National policy and strategic documentation is important in framing local responses, because it informs how local strategy is developed, structured and delivered. This is important for productivity, because of the importance of breaking down silos and integrating different issues. In terms of these institutional and policy-framing issues, we highlight three sets of points:
• Regional Economic Strategies (RESs) were 5-10 year strategies and their priorities had to align with Public Service Agreement targets and the five drivers of productivity. Whilst the strategic development matured over time, this requirement for alignment may have driven a focus on silos. Prior to the abolition of the regional development agencies, there was the intent to develop Integrated Regional Strategies so that economic priorities were integrated with spatial planning. In developing and delivering Local Industrial Strategies are there lessons from the RESs, in particular so that they are integrated and can genuinely focus on long-term issues? And how can funding, and alignment with statutory obligations and planning help?
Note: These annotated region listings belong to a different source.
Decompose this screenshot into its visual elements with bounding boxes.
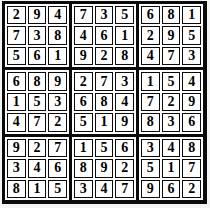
sudoku-cell-r1c8[interactable]: 8 xyxy=(162,6,181,24)
sudoku-cell-r3c8[interactable]: 7 xyxy=(162,47,181,65)
sudoku-cell-r1c5[interactable]: 3 xyxy=(95,6,114,24)
sudoku-cell-r2c6[interactable]: 1 xyxy=(115,26,134,44)
sudoku-cell-r8c7[interactable]: 5 xyxy=(141,159,160,177)
sudoku-cell-r1c7[interactable]: 6 xyxy=(141,6,160,24)
sudoku-cell-r2c1[interactable]: 7 xyxy=(7,26,26,44)
sudoku-cell-r5c8[interactable]: 2 xyxy=(162,93,181,111)
sudoku-cell-r4c9[interactable]: 4 xyxy=(182,72,201,90)
sudoku-cell-r1c3[interactable]: 4 xyxy=(48,6,67,24)
sudoku-box: 348517962 xyxy=(139,137,203,200)
sudoku-cell-r7c5[interactable]: 5 xyxy=(95,139,114,157)
sudoku-cell-r7c9[interactable]: 8 xyxy=(182,139,201,157)
sudoku-cell-r2c9[interactable]: 5 xyxy=(182,26,201,44)
sudoku-cell-r6c7[interactable]: 8 xyxy=(141,113,160,131)
sudoku-cell-r4c5[interactable]: 7 xyxy=(95,72,114,90)
sudoku-box: 927346815 xyxy=(5,137,69,200)
sudoku-cell-r5c9[interactable]: 9 xyxy=(182,93,201,111)
sudoku-cell-r9c1[interactable]: 8 xyxy=(7,180,26,198)
sudoku-cell-r8c3[interactable]: 6 xyxy=(48,159,67,177)
sudoku-box: 735461928 xyxy=(72,4,136,67)
sudoku-cell-r6c8[interactable]: 3 xyxy=(162,113,181,131)
sudoku-cell-r7c2[interactable]: 2 xyxy=(28,139,47,157)
sudoku-cell-r5c6[interactable]: 4 xyxy=(115,93,134,111)
sudoku-cell-r4c7[interactable]: 1 xyxy=(141,72,160,90)
sudoku-cell-r1c2[interactable]: 9 xyxy=(28,6,47,24)
sudoku-cell-r8c6[interactable]: 2 xyxy=(115,159,134,177)
sudoku-cell-r9c2[interactable]: 1 xyxy=(28,180,47,198)
sudoku-board: 2947385617354619286812954736891534722736… xyxy=(2,1,207,204)
sudoku-cell-r5c5[interactable]: 8 xyxy=(95,93,114,111)
sudoku-box: 689153472 xyxy=(5,70,69,133)
sudoku-cell-r3c6[interactable]: 8 xyxy=(115,47,134,65)
sudoku-box: 294738561 xyxy=(5,4,69,67)
sudoku-cell-r3c7[interactable]: 4 xyxy=(141,47,160,65)
sudoku-cell-r3c9[interactable]: 3 xyxy=(182,47,201,65)
sudoku-cell-r5c4[interactable]: 6 xyxy=(74,93,93,111)
sudoku-cell-r4c3[interactable]: 9 xyxy=(48,72,67,90)
sudoku-cell-r3c1[interactable]: 5 xyxy=(7,47,26,65)
sudoku-cell-r2c3[interactable]: 8 xyxy=(48,26,67,44)
sudoku-cell-r8c4[interactable]: 8 xyxy=(74,159,93,177)
sudoku-cell-r9c6[interactable]: 7 xyxy=(115,180,134,198)
sudoku-cell-r6c2[interactable]: 7 xyxy=(28,113,47,131)
sudoku-cell-r9c5[interactable]: 4 xyxy=(95,180,114,198)
sudoku-cell-r9c7[interactable]: 9 xyxy=(141,180,160,198)
sudoku-cell-r5c7[interactable]: 7 xyxy=(141,93,160,111)
sudoku-box: 156892347 xyxy=(72,137,136,200)
sudoku-cell-r2c4[interactable]: 4 xyxy=(74,26,93,44)
sudoku-cell-r7c4[interactable]: 1 xyxy=(74,139,93,157)
sudoku-cell-r6c3[interactable]: 2 xyxy=(48,113,67,131)
sudoku-cell-r6c6[interactable]: 9 xyxy=(115,113,134,131)
sudoku-cell-r5c2[interactable]: 5 xyxy=(28,93,47,111)
sudoku-cell-r9c4[interactable]: 3 xyxy=(74,180,93,198)
sudoku-cell-r3c4[interactable]: 9 xyxy=(74,47,93,65)
sudoku-cell-r7c6[interactable]: 6 xyxy=(115,139,134,157)
sudoku-cell-r3c2[interactable]: 6 xyxy=(28,47,47,65)
sudoku-cell-r2c7[interactable]: 2 xyxy=(141,26,160,44)
sudoku-cell-r2c8[interactable]: 9 xyxy=(162,26,181,44)
sudoku-cell-r4c8[interactable]: 5 xyxy=(162,72,181,90)
sudoku-cell-r1c4[interactable]: 7 xyxy=(74,6,93,24)
sudoku-cell-r3c3[interactable]: 1 xyxy=(48,47,67,65)
sudoku-cell-r5c1[interactable]: 1 xyxy=(7,93,26,111)
sudoku-cell-r4c1[interactable]: 6 xyxy=(7,72,26,90)
sudoku-cell-r9c3[interactable]: 5 xyxy=(48,180,67,198)
sudoku-cell-r9c8[interactable]: 6 xyxy=(162,180,181,198)
sudoku-cell-r2c2[interactable]: 3 xyxy=(28,26,47,44)
sudoku-cell-r3c5[interactable]: 2 xyxy=(95,47,114,65)
sudoku-cell-r8c9[interactable]: 7 xyxy=(182,159,201,177)
sudoku-box: 154729836 xyxy=(139,70,203,133)
sudoku-cell-r9c9[interactable]: 2 xyxy=(182,180,201,198)
sudoku-cell-r8c2[interactable]: 4 xyxy=(28,159,47,177)
sudoku-cell-r8c8[interactable]: 1 xyxy=(162,159,181,177)
sudoku-cell-r1c9[interactable]: 1 xyxy=(182,6,201,24)
sudoku-cell-r6c9[interactable]: 6 xyxy=(182,113,201,131)
sudoku-cell-r6c5[interactable]: 1 xyxy=(95,113,114,131)
sudoku-cell-r4c6[interactable]: 3 xyxy=(115,72,134,90)
sudoku-cell-r5c3[interactable]: 3 xyxy=(48,93,67,111)
sudoku-cell-r7c8[interactable]: 4 xyxy=(162,139,181,157)
sudoku-box: 273684519 xyxy=(72,70,136,133)
sudoku-cell-r6c4[interactable]: 5 xyxy=(74,113,93,131)
sudoku-cell-r1c6[interactable]: 5 xyxy=(115,6,134,24)
sudoku-cell-r6c1[interactable]: 4 xyxy=(7,113,26,131)
sudoku-cell-r4c4[interactable]: 2 xyxy=(74,72,93,90)
sudoku-cell-r7c7[interactable]: 3 xyxy=(141,139,160,157)
sudoku-cell-r1c1[interactable]: 2 xyxy=(7,6,26,24)
sudoku-cell-r4c2[interactable]: 8 xyxy=(28,72,47,90)
sudoku-cell-r8c5[interactable]: 9 xyxy=(95,159,114,177)
sudoku-cell-r7c3[interactable]: 7 xyxy=(48,139,67,157)
sudoku-cell-r8c1[interactable]: 3 xyxy=(7,159,26,177)
sudoku-cell-r2c5[interactable]: 6 xyxy=(95,26,114,44)
sudoku-cell-r7c1[interactable]: 9 xyxy=(7,139,26,157)
sudoku-box: 681295473 xyxy=(139,4,203,67)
• How can the local-regional-national interface in delivering the Industrial Strategy work most effectively? There remain debates about the appropriate geographical level for intervention, and our policy review identified how different aspects of policy had been variously regionalised, localised and/or centralised. Other spatial configurations exist, such as pan-regional working on issues like research and innovation, access to finance, and transport. This raises issues around the joining-up of policies and programmes to make the most of synergies and avoid duplication.
• Regional Development Agencies were quasi-autonomous institutions, and so they were independent and could consider longer-term priorities that were outside of political cycles. However, it also left them open to criticism as they lacked democratic accountability. How can LEPs, and local and combined authorities strike the right balance between these factors?
These sets of points highlight three important principles for strategic development, which need to be set nationally and locally. These are having a long-term outlook, integrating key factors that influence productivity, and having appropriate institutional arrangements. These three principles are clearly interconnected. Our policy review suggests that this combination of principles has been lacking in the last 20 years.